Investors holding mutual funds in taxable accounts for the sake of diversity are often - and surprisingly - left holding the bag on unanticipated fees and taxable events that can compromise returns.
While many assume that total fees are roughly 1%, the total may be much higher when lesser-known fees are included. The “average” statement of addition information disclosure costs maybe as high as 1.44%. Cash drag could account for an additional .83% and taxes for non-qualified monies at may be near 1%. Registered investment adviser fees can also average around 1%.

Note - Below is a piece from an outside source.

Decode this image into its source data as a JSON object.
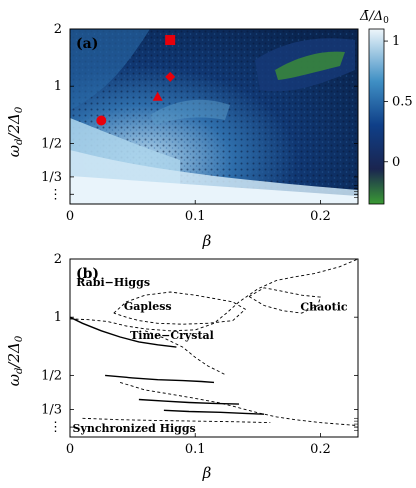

Although investors can’t necessarily remedy or reverse these expenses, they can become more knowledgeable before purchasing a fund. One way is to call the fund owner and ask for the fund’s “Statement of Additional Information,” which is broader than a ubiquitous prospectus. Another resource is a forbes.com article titled, “The Real Cost of Owning a Mutual Fund,” which provides further detail on various expenses, and warns of yet an additional potential expense when a fund is bought through an investment adviser.
Alternative investment and tax management strategies can alleviate some of the tax burden that can come with owning funds. There also remains a possibility of paying taxes on gains within a fund that experiences a losing year overall. A retirement adviser can provide investment alternatives that can produce tax-free income, but are not exclusive of fees, make no mistake. Similarly, an adviser or tax preparer – with sufficient notice that often begins in late summer or early fall – can identify assets offsetting gains and loses through end of the year tax harvesting.
Despite a full sea of financial mouse print, it behooves investors to seek information from sources besides funds’ representatives to gain a full grasp of mutual fund ownership expenses.